Part of Pak Marion & Wistara.
Wistara yang saat ini duduk di kursi yang ada di teras langsung saja berdiri ketika melihat mobil Pak Marion berhenti tepat di depan rumahnya. Ia langkahkan kakinya keluar dan menyapa pria yang kerap kali dipanggilnya Bapak.
“Good morning, Bapak!” begitu sapa Wistara dengan senyum cerahnya, membuat Marion ikut tersenyum sama cerahnya menanggapi sapaan Wistara.
“Good morning, sedang happy sekali sepertinya?” Marion yang sudah turun dari mobilnya dan kini membukakan pintu untuk Wistara itu bertanya untuk membangun obrolan keduanya.
Dan Wistara mengangguk menanggapi lalu menjawab, “Karena baru kali ini toko saya jadi vendor untuk acara di perusahaan besar… Jadi saya semangat sekali, saya mau banyak berkontribusi untuk acara Bapak, hehe,” Wistara terkekeh pelan lalu tak lupa mengucapkan terima kasih sebab sudah dibukakan pintu, kini Wistara sudah duduk manis di kursi penumpang depan.
Benar, beberapa minggu lalu Marion sempat menawarkan toko bunga Wistara menjadi salah satu vendor untuk melengkapi dekorasi dengan bunga-bunga yang dijualnya di acara pembukaan cabang kantor yang akan terlaksana dua bulan lagi. Dan kini keduanya sepakat untuk mengadakan meeting bersama dengan beberapa vendor lain juga event organizer yang nantinya meng-handle acara grand opening kantor cabang perusahaan milik Marion.
“Lucunya…” Marion bergumam pelan, dan kebetulan Wistara sedang membuka tabletnya untuk mengecek lagi bahan presentasi yang ia siapkan sehingga tidak begitu mendengarkan gumaman pria di sampingnya. “Kamu sudah makan? Kita cari makan dulu, ya?” tanya Marion dengan suara yang sedikit lantang agar Wistara memperhatikannya.
“Boleh, Pak,” Wistara mengangguk dan menoleh sejenak untuk menjawab.

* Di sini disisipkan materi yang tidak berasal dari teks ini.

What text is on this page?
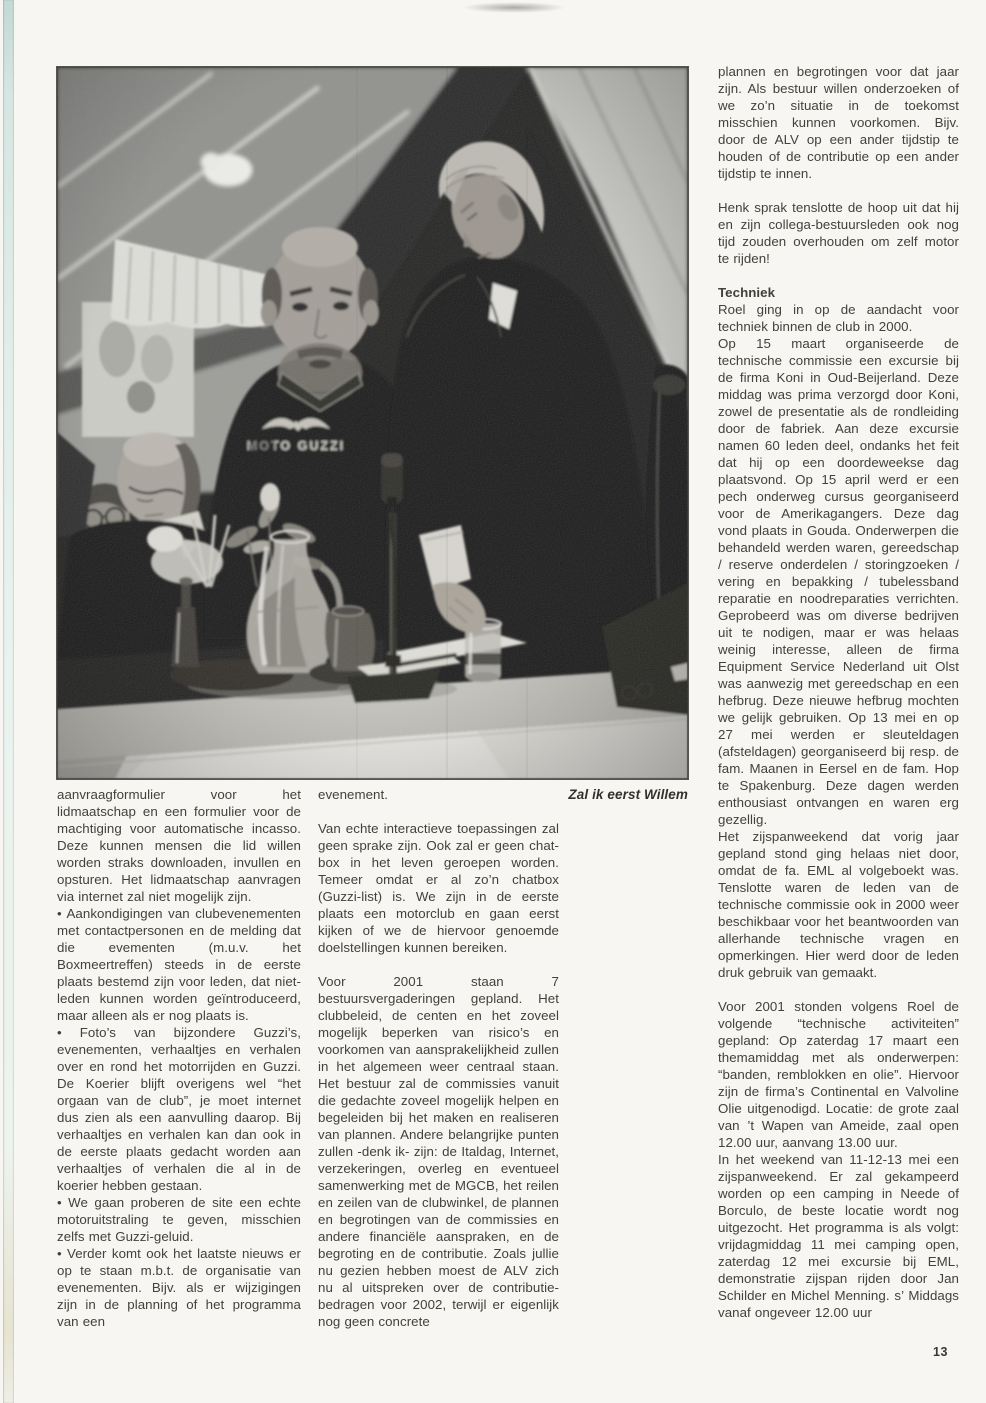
Zal ik eerst Willem

aanvraagformulier voor het lidmaatschap en een formulier voor de machtiging voor automatische incasso. Deze kunnen mensen die lid willen worden straks downloaden, invullen en opsturen. Het lidmaatschap aanvragen via internet zal niet mogelijk zijn.

• Aankondigingen van clubevenementen met contactpersonen en de melding dat die evementen (m.u.v. het Boxmeertreffen) steeds in de eerste plaats bestemd zijn voor leden, dat niet-leden kunnen worden geïntroduceerd, maar alleen als er nog plaats is.

• Foto’s van bijzondere Guzzi’s, evenementen, verhaaltjes en verhalen over en rond het motorrijden en Guzzi. De Koerier blijft overigens wel “het orgaan van de club”, je moet internet dus zien als een aanvulling daarop. Bij verhaaltjes en verhalen kan dan ook in de eerste plaats gedacht worden aan verhaaltjes of verhalen die al in de koerier hebben gestaan.

• We gaan proberen de site een echte motoruitstraling te geven, misschien zelfs met Guzzi-geluid.

• Verder komt ook het laatste nieuws er op te staan m.b.t. de organisatie van evenementen. Bijv. als er wijzigingen zijn in de planning of het programma van een

evenement.

Van echte interactieve toepassingen zal geen sprake zijn. Ook zal er geen chat-box in het leven geroepen worden. Temeer omdat er al zo’n chatbox (Guzzi-list) is. We zijn in de eerste plaats een motorclub en gaan eerst kijken of we de hiervoor genoemde doelstellingen kunnen bereiken.

Voor 2001 staan 7 bestuursvergaderingen gepland. Het clubbeleid, de centen en het zoveel mogelijk beperken van risico’s en voorkomen van aansprakelijkheid zullen in het algemeen weer centraal staan. Het bestuur zal de commissies vanuit die gedachte zoveel mogelijk helpen en begeleiden bij het maken en realiseren van plannen. Andere belangrijke punten zullen -denk ik- zijn: de Italdag, Internet, verzekeringen, overleg en eventueel samenwerking met de MGCB, het reilen en zeilen van de clubwinkel, de plannen en begrotingen van de commissies en andere financiële aanspraken, en de begroting en de contributie. Zoals jullie nu gezien hebben moest de ALV zich nu al uitspreken over de contributie-bedragen voor 2002, terwijl er eigenlijk nog geen concrete

plannen en begrotingen voor dat jaar zijn. Als bestuur willen onderzoeken of we zo’n situatie in de toekomst misschien kunnen voorkomen. Bijv. door de ALV op een ander tijdstip te houden of de contributie op een ander tijdstip te innen.

Henk sprak tenslotte de hoop uit dat hij en zijn collega-bestuursleden ook nog tijd zouden overhouden om zelf motor te rijden!

Techniek

Roel ging in op de aandacht voor techniek binnen de club in 2000.

Op 15 maart organiseerde de technische commissie een excursie bij de firma Koni in Oud-Beijerland. Deze middag was prima verzorgd door Koni, zowel de presentatie als de rondleiding door de fabriek. Aan deze excursie namen 60 leden deel, ondanks het feit dat hij op een doordeweekse dag plaatsvond. Op 15 april werd er een pech onderweg cursus georganiseerd voor de Amerikagangers. Deze dag vond plaats in Gouda. Onderwerpen die behandeld werden waren, gereedschap / reserve onderdelen / storingzoeken / vering en bepakking / tubelessband reparatie en noodreparaties verrichten. Geprobeerd was om diverse bedrijven uit te nodigen, maar er was helaas weinig interesse, alleen de firma Equipment Service Nederland uit Olst was aanwezig met gereedschap en een hefbrug. Deze nieuwe hefbrug mochten we gelijk gebruiken. Op 13 mei en op 27 mei werden er sleuteldagen (afsteldagen) georganiseerd bij resp. de fam. Maanen in Eersel en de fam. Hop te Spakenburg. Deze dagen werden enthousiast ontvangen en waren erg gezellig.

Het zijspanweekend dat vorig jaar gepland stond ging helaas niet door, omdat de fa. EML al volgeboekt was. Tenslotte waren de leden van de technische commissie ook in 2000 weer beschikbaar voor het beantwoorden van allerhande technische vragen en opmerkingen. Hier werd door de leden druk gebruik van gemaakt.

Voor 2001 stonden volgens Roel de volgende “technische activiteiten” gepland: Op zaterdag 17 maart een themamiddag met als onderwerpen: “banden, remblokken en olie”. Hiervoor zijn de firma’s Continental en Valvoline Olie uitgenodigd. Locatie: de grote zaal van ’t Wapen van Ameide, zaal open 12.00 uur, aanvang 13.00 uur.

In het weekend van 11-12-13 mei een zijspanweekend. Er zal gekampeerd worden op een camping in Neede of Borculo, de beste locatie wordt nog uitgezocht. Het programma is als volgt: vrijdagmiddag 11 mei camping open, zaterdag 12 mei excursie bij EML, demonstratie zijspan rijden door Jan Schilder en Michel Menning. s’ Middags vanaf ongeveer 12.00 uur

13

Marion yang sedang menyetir pun kembali fokus dengan jalanan. Membawa lelaki manis di sebelahnya ke salah satu Bakery & Cafe yang menjadi langganannya, ia akan mengajak Wistara mencoba croissant butter yang fresh dan lezat di sana. Sebab, Marion begitu menyukai mimik wajah Wistara ketika memakan sesuatu yang enak, terlihat menggemaskan dengan pipinya yang penuh juga matanya yang menyipit karena senang. Menjadi candu tersendiri untuknya.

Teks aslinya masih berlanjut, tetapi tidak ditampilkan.